Leende beleefde omstreeks het jaar 1500 het hoogtepunt van zijn bloei. Hoewel het dorp in de anderhalve eeuw die volgde, voortdurend geteisterd werd door oorlog, lieten de Leendenaren zich amper uit het veld slaan. De inwoners ontplooiden bruisende activiteiten als valkeniers, als voerlui, als teuten of handelaren in koper. De geschiedenis van Leende blijkt in de periode 1500-1648 een verhaal van ondernemerszin, afgewisseld door rampen en tegenslagen.

Deze karakteristiek is te vinden in het door de Coöperatieve Rabobank te Leende uitgegeven boek (blz. 59), geschreven door Jean Coenen en getiteld Leende. Geschiedenis van een dorp met een ondernemende bevolking (Leende, 1997).

Wie, zoals ik, met aanvankelijke verwondering kennis heeft genomen van de ondertitel Geschiedenis van een dorp met een ondernemende bevolking, begrijpt bij het lezen van het vierde en vijfde hoofdstuk van dit boek wat de auteur ermee bedoelt. Leende, dat de meesten tegenwoordig vooral zullen kennen als een rustig plattelandsdorp, gezegend met een rijke natuur, blijkt een heel ander verleden te hebben dan de indruk die het dorp aan het eind van onze twintigste eeuw maakt, doet vermoeden.

 

Een gulle bank en grondig onderzoek

De aanleiding voor deze geschiedenis was een jubileum. De Leendse Boerenleenbank, na 1974 de plaatselijke Coöperatieve Rabobank, is de derde oudste van Noord-Brabant en werd op 22 augustus 1897 gesticht. In 1997 vierde de bank dus haar honderdjarig bestaan. En bij zo’n jubileum hoort een geschenk, schrijft Gery van Asten, de laatste bestuursvoorzitter van de Rabobank Leende, in zijn voorwoord van het boek. (De bank verenigde zich op 1 september 1997 met die van Geldrop, Heeze en Sterksel tot de Coöperatieve Rabobank Geldrop-Heeze-Leende ba.) Van Asten herinnert eraan dat de plaatselijke Rabobank is voortgekomen uit een samenwerking tussen de boeren en enkele notabelen uit het dorp en dat de geschiedenis van de bank een eeuw lang was verweven met die van het dorp. De belangrijke rol die de bank in de Leender gemeenschap speelde, wordt in het laatste hoofdstuk van het boek ook beschreven. Voorzitter Gery van Asten wijst bovendien op de bijzonderheid dat het honderdjarig bestaan van de bank ongeveer samenvalt met het einde van de zelfstandigheid van de gemeente Leende. Dat geeft de verschijning van deze dorpsgeschiedenis natuurlijk een speciale betekenis.

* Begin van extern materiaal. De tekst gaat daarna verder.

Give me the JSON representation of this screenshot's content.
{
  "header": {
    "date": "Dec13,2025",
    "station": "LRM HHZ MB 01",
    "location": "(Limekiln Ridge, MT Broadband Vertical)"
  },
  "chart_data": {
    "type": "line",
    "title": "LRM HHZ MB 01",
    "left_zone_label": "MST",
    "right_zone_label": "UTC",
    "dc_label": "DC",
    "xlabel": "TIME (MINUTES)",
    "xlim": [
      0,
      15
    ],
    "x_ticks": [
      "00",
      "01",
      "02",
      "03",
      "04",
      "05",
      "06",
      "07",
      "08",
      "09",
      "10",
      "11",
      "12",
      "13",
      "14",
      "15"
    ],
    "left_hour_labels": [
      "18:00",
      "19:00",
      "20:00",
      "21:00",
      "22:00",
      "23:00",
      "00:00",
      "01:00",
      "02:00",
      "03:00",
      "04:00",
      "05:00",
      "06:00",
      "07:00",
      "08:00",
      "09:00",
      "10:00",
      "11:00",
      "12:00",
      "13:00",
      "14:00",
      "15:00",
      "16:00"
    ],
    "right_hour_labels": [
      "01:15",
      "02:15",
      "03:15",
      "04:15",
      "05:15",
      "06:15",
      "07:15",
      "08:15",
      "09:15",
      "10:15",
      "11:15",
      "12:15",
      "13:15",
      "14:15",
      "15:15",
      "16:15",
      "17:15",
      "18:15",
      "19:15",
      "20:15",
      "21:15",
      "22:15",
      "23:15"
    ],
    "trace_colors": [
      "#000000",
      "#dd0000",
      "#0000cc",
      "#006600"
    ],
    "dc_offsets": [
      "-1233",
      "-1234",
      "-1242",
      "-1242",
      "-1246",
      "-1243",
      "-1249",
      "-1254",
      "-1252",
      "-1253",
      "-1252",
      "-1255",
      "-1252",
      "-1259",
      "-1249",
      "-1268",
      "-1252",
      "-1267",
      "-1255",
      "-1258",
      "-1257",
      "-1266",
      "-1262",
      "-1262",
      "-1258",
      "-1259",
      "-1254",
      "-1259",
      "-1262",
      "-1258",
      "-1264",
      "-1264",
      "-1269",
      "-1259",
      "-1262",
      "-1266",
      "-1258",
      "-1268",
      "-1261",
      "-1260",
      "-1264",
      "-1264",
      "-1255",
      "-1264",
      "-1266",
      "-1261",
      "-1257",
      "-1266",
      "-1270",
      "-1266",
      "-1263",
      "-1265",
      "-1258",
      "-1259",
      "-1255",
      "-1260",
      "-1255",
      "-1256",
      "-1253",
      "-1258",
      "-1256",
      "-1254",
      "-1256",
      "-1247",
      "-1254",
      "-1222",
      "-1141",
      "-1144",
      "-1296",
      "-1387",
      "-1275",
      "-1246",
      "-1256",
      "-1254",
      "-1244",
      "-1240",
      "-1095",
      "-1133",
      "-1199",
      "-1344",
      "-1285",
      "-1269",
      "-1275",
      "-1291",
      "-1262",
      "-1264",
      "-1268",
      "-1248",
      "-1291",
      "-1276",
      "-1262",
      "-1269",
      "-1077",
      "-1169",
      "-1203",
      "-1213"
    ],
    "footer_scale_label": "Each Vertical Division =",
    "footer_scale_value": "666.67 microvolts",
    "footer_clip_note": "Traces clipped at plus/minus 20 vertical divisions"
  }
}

De Rabobank Leende heeft het boek, dat niet in de handel is, in een ruime oplage laten drukken. De inwoners van het dorp (alle huisadressen) kregen het in de jubileummaand gratis thuisbezorgd. Op deze gewaardeerde manier gaf de Leendse Rabobank er blijk van haar afkomst en verbondenheid met de plaatselijke bevolking niet te willen verloochenen.

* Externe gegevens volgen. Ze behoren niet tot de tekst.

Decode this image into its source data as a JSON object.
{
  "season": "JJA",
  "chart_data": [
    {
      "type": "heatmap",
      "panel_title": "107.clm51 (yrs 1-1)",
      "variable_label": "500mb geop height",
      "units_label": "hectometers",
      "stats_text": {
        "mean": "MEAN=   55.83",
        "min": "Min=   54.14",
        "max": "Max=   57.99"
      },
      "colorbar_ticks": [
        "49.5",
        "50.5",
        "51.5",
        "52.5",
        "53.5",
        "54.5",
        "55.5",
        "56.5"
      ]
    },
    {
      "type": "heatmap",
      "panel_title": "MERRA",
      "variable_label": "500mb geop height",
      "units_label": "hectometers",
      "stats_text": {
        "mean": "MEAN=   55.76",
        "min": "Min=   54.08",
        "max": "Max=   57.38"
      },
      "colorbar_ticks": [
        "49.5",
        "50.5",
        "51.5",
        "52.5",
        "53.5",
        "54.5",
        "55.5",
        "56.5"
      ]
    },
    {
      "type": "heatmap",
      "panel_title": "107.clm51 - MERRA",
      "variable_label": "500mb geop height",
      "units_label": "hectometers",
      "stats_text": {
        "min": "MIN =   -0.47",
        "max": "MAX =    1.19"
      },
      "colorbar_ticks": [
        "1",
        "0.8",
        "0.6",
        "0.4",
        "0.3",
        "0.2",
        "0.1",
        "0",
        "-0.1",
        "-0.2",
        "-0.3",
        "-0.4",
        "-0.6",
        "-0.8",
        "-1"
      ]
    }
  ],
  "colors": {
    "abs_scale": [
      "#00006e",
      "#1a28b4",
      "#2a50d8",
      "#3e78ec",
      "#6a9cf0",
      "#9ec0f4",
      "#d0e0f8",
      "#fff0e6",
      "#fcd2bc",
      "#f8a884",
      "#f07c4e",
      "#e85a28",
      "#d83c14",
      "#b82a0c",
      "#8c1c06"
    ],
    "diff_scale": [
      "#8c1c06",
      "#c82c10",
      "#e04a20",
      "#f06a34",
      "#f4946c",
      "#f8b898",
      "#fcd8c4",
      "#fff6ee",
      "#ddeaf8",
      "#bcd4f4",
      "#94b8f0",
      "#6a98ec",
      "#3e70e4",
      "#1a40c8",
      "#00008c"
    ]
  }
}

Het is een gelukkige gedachte geweest om historicus drs. Jean Coenen uit Zesgehuchten, lid van onze heemkundekring, de geschiedenis van Leende te laten vastleggen. Als geen ander is hij vertrouwd met de plaatselijke en regionale historische bronnen; bovendien geldt hij als een kenner van de in menig opzicht gecompliceerde geschiedenis van de heerlijkheid Heeze, Leende en Zesgehuchten.(1) Coenens talrijke publicaties in de vorm van boeken en artikelen getuigen van zijn langdurige, nauwe betrokkenheid bij de geschiedenis van onze regio, welke betrokkenheid hij in de inleiding van zijn boek ook uitvoerig verantwoordt.

Een commissie bestaande uit T. van Dijk, P. Kerkhofs, F. Simkens, W. Westmijze en P. Willems, allen uit Leende, trad bij de voorbereidingen van het boek aanvankelijk op als klankbordgroep; later becommentarieerden deze commissieleden de ontwerpteksten.

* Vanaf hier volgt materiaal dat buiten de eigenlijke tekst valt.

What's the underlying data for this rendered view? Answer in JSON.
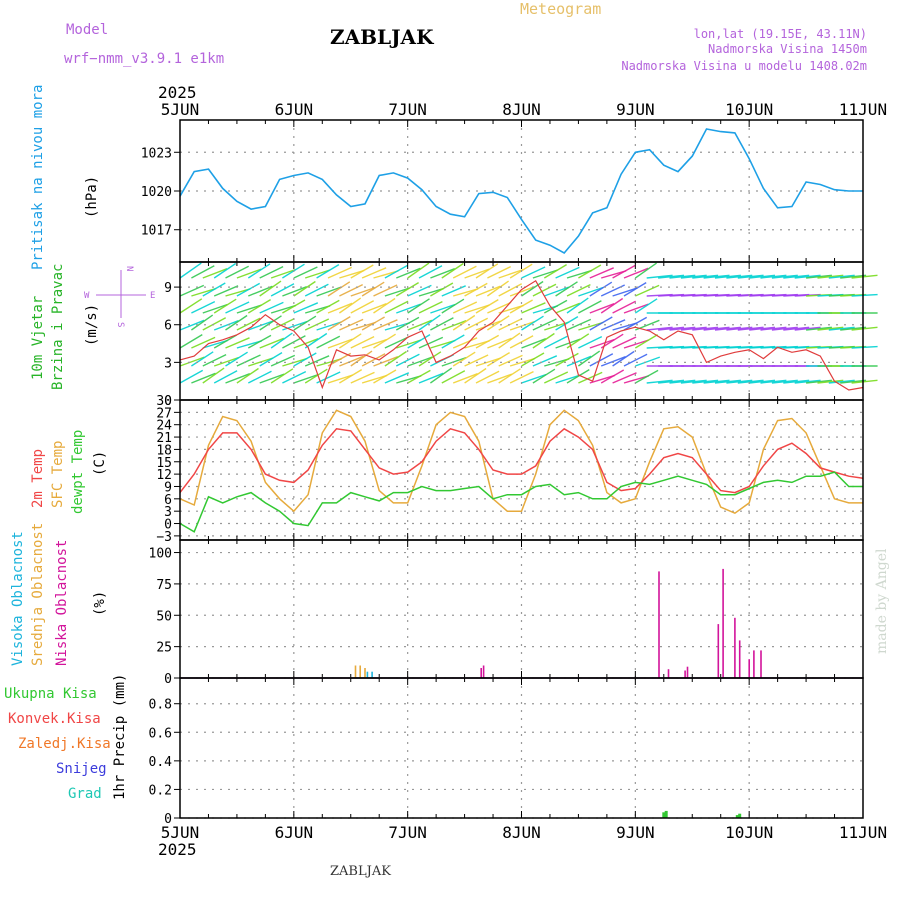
{
  "header": {
    "model_label": "Model",
    "model_name": "wrf−nmm_v3.9.1  e1km",
    "station_title": "ZABLJAK",
    "meteogram_label": "Meteogram",
    "lonlat": "lon,lat (19.15E, 43.11N)",
    "altitude": "Nadmorska Visina 1450m",
    "model_altitude": "Nadmorska Visina u modelu 1408.02m",
    "footer_station": "ZABLJAK",
    "credit": "made by Angel",
    "year_top": "2025",
    "year_bottom": "2025"
  },
  "colors": {
    "pressure": "#1ea0e6",
    "temp2m": "#f04646",
    "sfc_temp": "#e6aa3c",
    "dewpt": "#32c832",
    "high_cloud": "#1eb4dc",
    "mid_cloud": "#e6aa3c",
    "low_cloud": "#d2149b",
    "total_precip": "#32c832",
    "conv_precip": "#f04646",
    "frozen_precip": "#f07828",
    "snow": "#3c3cdc",
    "hail": "#1ec8b4",
    "model_label": "#b464dc"
  },
  "time_axis": {
    "labels": [
      "5JUN",
      "6JUN",
      "7JUN",
      "8JUN",
      "9JUN",
      "10JUN",
      "11JUN"
    ]
  },
  "panels": {
    "pressure": {
      "labels": [
        "Pritisak na nivou mora"
      ],
      "unit": "(hPa)",
      "ticks": [
        1017,
        1020,
        1023
      ]
    },
    "wind": {
      "labels": [
        "10m Vjetar",
        "Brzina i Pravac"
      ],
      "unit": "(m/s)",
      "ticks": [
        0,
        3,
        6,
        9
      ],
      "compass_n": "N",
      "compass_w": "W",
      "compass_e": "E",
      "compass_s": "S"
    },
    "temperature": {
      "labels": [
        "2m Temp",
        "SFC Temp",
        "dewpt Temp"
      ],
      "unit": "(C)",
      "ticks": [
        -3,
        0,
        3,
        6,
        9,
        12,
        15,
        18,
        21,
        24,
        27,
        30
      ]
    },
    "cloud": {
      "labels": [
        "Visoka Oblacnost",
        "Srednja Oblacnost",
        "Niska Oblacnost"
      ],
      "unit": "(%)",
      "ticks": [
        0,
        25,
        50,
        75,
        100
      ]
    },
    "precip": {
      "legend": [
        "Ukupna Kisa",
        "Konvek.Kisa",
        "Zaledj.Kisa",
        "Snijeg",
        "Grad"
      ],
      "unit": "1hr Precip (mm)",
      "ticks": [
        0,
        0.2,
        0.4,
        0.6,
        0.8
      ]
    }
  },
  "chart_data": [
    {
      "type": "line",
      "title": "Pritisak na nivou mora",
      "ylabel": "(hPa)",
      "ylim": [
        1014.5,
        1025.5
      ],
      "x": [
        0,
        3,
        6,
        9,
        12,
        15,
        18,
        21,
        24,
        27,
        30,
        33,
        36,
        39,
        42,
        45,
        48,
        51,
        54,
        57,
        60,
        63,
        66,
        69,
        72,
        75,
        78,
        81,
        84,
        87,
        90,
        93,
        96,
        99,
        102,
        105,
        108,
        111,
        114,
        117,
        120,
        123,
        126,
        129,
        132,
        135,
        138,
        141,
        144
      ],
      "series": [
        {
          "name": "Pritisak na nivou mora",
          "values": [
            1019.6,
            1021.5,
            1021.7,
            1020.2,
            1019.2,
            1018.6,
            1018.8,
            1020.9,
            1021.2,
            1021.4,
            1020.9,
            1019.7,
            1018.8,
            1019.0,
            1021.2,
            1021.4,
            1021.0,
            1020.1,
            1018.8,
            1018.2,
            1018.0,
            1019.8,
            1019.9,
            1019.5,
            1017.8,
            1016.2,
            1015.8,
            1015.2,
            1016.5,
            1018.3,
            1018.7,
            1021.3,
            1023.0,
            1023.2,
            1022.0,
            1021.5,
            1022.7,
            1024.8,
            1024.6,
            1024.5,
            1022.5,
            1020.2,
            1018.7,
            1018.8,
            1020.7,
            1020.5,
            1020.1,
            1020.0,
            1020.0
          ]
        }
      ]
    },
    {
      "type": "line",
      "title": "10m Vjetar Brzina i Pravac",
      "ylabel": "(m/s)",
      "ylim": [
        0,
        11
      ],
      "x": [
        0,
        3,
        6,
        9,
        12,
        15,
        18,
        21,
        24,
        27,
        30,
        33,
        36,
        39,
        42,
        45,
        48,
        51,
        54,
        57,
        60,
        63,
        66,
        69,
        72,
        75,
        78,
        81,
        84,
        87,
        90,
        93,
        96,
        99,
        102,
        105,
        108,
        111,
        114,
        117,
        120,
        123,
        126,
        129,
        132,
        135,
        138,
        141,
        144
      ],
      "series": [
        {
          "name": "10m Vjetar",
          "values": [
            3.2,
            3.5,
            4.5,
            4.8,
            5.2,
            5.8,
            6.8,
            6.0,
            5.5,
            4.2,
            1.0,
            4.0,
            3.5,
            3.6,
            3.2,
            4.0,
            5.0,
            5.5,
            3.0,
            3.5,
            4.2,
            5.5,
            6.2,
            7.5,
            8.8,
            9.5,
            7.5,
            6.2,
            2.0,
            1.5,
            5.0,
            5.5,
            5.8,
            5.5,
            4.8,
            5.5,
            5.2,
            3.0,
            3.5,
            3.8,
            4.0,
            3.3,
            4.2,
            3.8,
            4.0,
            3.5,
            1.5,
            0.8,
            1.0
          ]
        }
      ]
    },
    {
      "type": "line",
      "title": "2m Temp / SFC Temp / dewpt Temp",
      "ylabel": "(C)",
      "ylim": [
        -4,
        30
      ],
      "x": [
        0,
        3,
        6,
        9,
        12,
        15,
        18,
        21,
        24,
        27,
        30,
        33,
        36,
        39,
        42,
        45,
        48,
        51,
        54,
        57,
        60,
        63,
        66,
        69,
        72,
        75,
        78,
        81,
        84,
        87,
        90,
        93,
        96,
        99,
        102,
        105,
        108,
        111,
        114,
        117,
        120,
        123,
        126,
        129,
        132,
        135,
        138,
        141,
        144
      ],
      "series": [
        {
          "name": "2m Temp",
          "values": [
            7.5,
            12.0,
            18.0,
            22.0,
            22.0,
            18.0,
            12.0,
            10.5,
            10.0,
            13.0,
            19.0,
            23.0,
            22.5,
            18.0,
            13.5,
            12.0,
            12.5,
            15.0,
            20.0,
            23.0,
            22.0,
            18.0,
            13.0,
            12.0,
            12.0,
            14.0,
            20.0,
            23.0,
            21.0,
            18.0,
            10.0,
            8.0,
            8.5,
            12.0,
            16.0,
            17.0,
            16.0,
            12.0,
            8.0,
            7.5,
            9.0,
            14.0,
            18.0,
            19.5,
            17.0,
            13.5,
            12.5,
            11.5,
            11.0
          ]
        },
        {
          "name": "SFC Temp",
          "values": [
            6.0,
            4.5,
            19.0,
            26.0,
            25.0,
            20.0,
            10.0,
            6.0,
            3.0,
            7.0,
            22.0,
            27.5,
            26.0,
            20.0,
            8.0,
            5.0,
            5.0,
            14.0,
            24.0,
            27.0,
            26.0,
            20.0,
            6.0,
            3.0,
            3.0,
            12.0,
            24.0,
            27.5,
            25.0,
            19.0,
            7.5,
            5.0,
            6.0,
            15.0,
            23.0,
            23.5,
            21.0,
            12.0,
            4.0,
            2.5,
            5.0,
            18.0,
            25.0,
            25.5,
            22.0,
            14.0,
            6.0,
            5.0,
            5.0
          ]
        },
        {
          "name": "dewpt Temp",
          "values": [
            0.0,
            -2.0,
            6.5,
            5.0,
            6.5,
            7.5,
            5.0,
            3.0,
            0.0,
            -0.5,
            5.0,
            5.0,
            7.5,
            6.5,
            5.5,
            7.5,
            7.5,
            9.0,
            8.0,
            8.0,
            8.5,
            9.0,
            6.0,
            7.0,
            7.0,
            9.0,
            9.5,
            7.0,
            7.5,
            6.0,
            6.0,
            9.0,
            10.0,
            9.5,
            10.5,
            11.5,
            10.5,
            9.5,
            7.0,
            7.0,
            8.5,
            10.0,
            10.5,
            10.0,
            11.5,
            11.5,
            12.5,
            9.0,
            9.0
          ]
        }
      ]
    },
    {
      "type": "bar",
      "title": "Visoka / Srednja / Niska Oblacnost",
      "ylabel": "(%)",
      "ylim": [
        0,
        110
      ],
      "series": [
        {
          "name": "Visoka Oblacnost",
          "x": [
            39.5,
            40.5
          ],
          "values": [
            5,
            5
          ]
        },
        {
          "name": "Srednja Oblacnost",
          "x": [
            37.0,
            38.0,
            39.0
          ],
          "values": [
            10,
            10,
            8
          ]
        },
        {
          "name": "Niska Oblacnost",
          "x": [
            63.5,
            64.0,
            101.0,
            103.0,
            106.5,
            107.0,
            113.5,
            114.5,
            117.0,
            118.0,
            120.0,
            121.0,
            122.5
          ],
          "values": [
            8,
            10,
            85,
            7,
            6,
            9,
            43,
            87,
            48,
            30,
            15,
            22,
            22
          ]
        }
      ]
    },
    {
      "type": "bar",
      "title": "1hr Precip",
      "ylabel": "1hr Precip (mm)",
      "ylim": [
        0,
        0.98
      ],
      "series": [
        {
          "name": "Ukupna Kisa",
          "x": [
            102.0,
            102.5,
            117.5,
            118.0
          ],
          "values": [
            0.04,
            0.05,
            0.02,
            0.03
          ]
        }
      ]
    }
  ]
}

Het boek is traditioneel chronologisch ingedeeld. Een tijdafbakening ontbreekt in de titel, maar uit de inhoudsopgave blijkt de beschrijving de periode van tienduizend jaar voorgeschiedenis tot aan de Tweede Wereldoorlog in onze eeuw te omvatten.

Zo’n chronologische indeling maakt een zoektocht naar bepaalde onderwerpen voor de lezer niet altijd gemakkelijk, temeer daar een trefwoordenindex ontbreekt. Gelukkig bevat het boek achterin wel een uitvoerige index op persoonsnamen. Met wat moeite zijn de gezochte gegevens toch te vinden, als men ze maar in de tijd weet te plaatsen. De korte karakteristieken aan het begin van ieder, overigens door kopjes verdeeld hoofdstuk kunnen daarbij hulp bieden.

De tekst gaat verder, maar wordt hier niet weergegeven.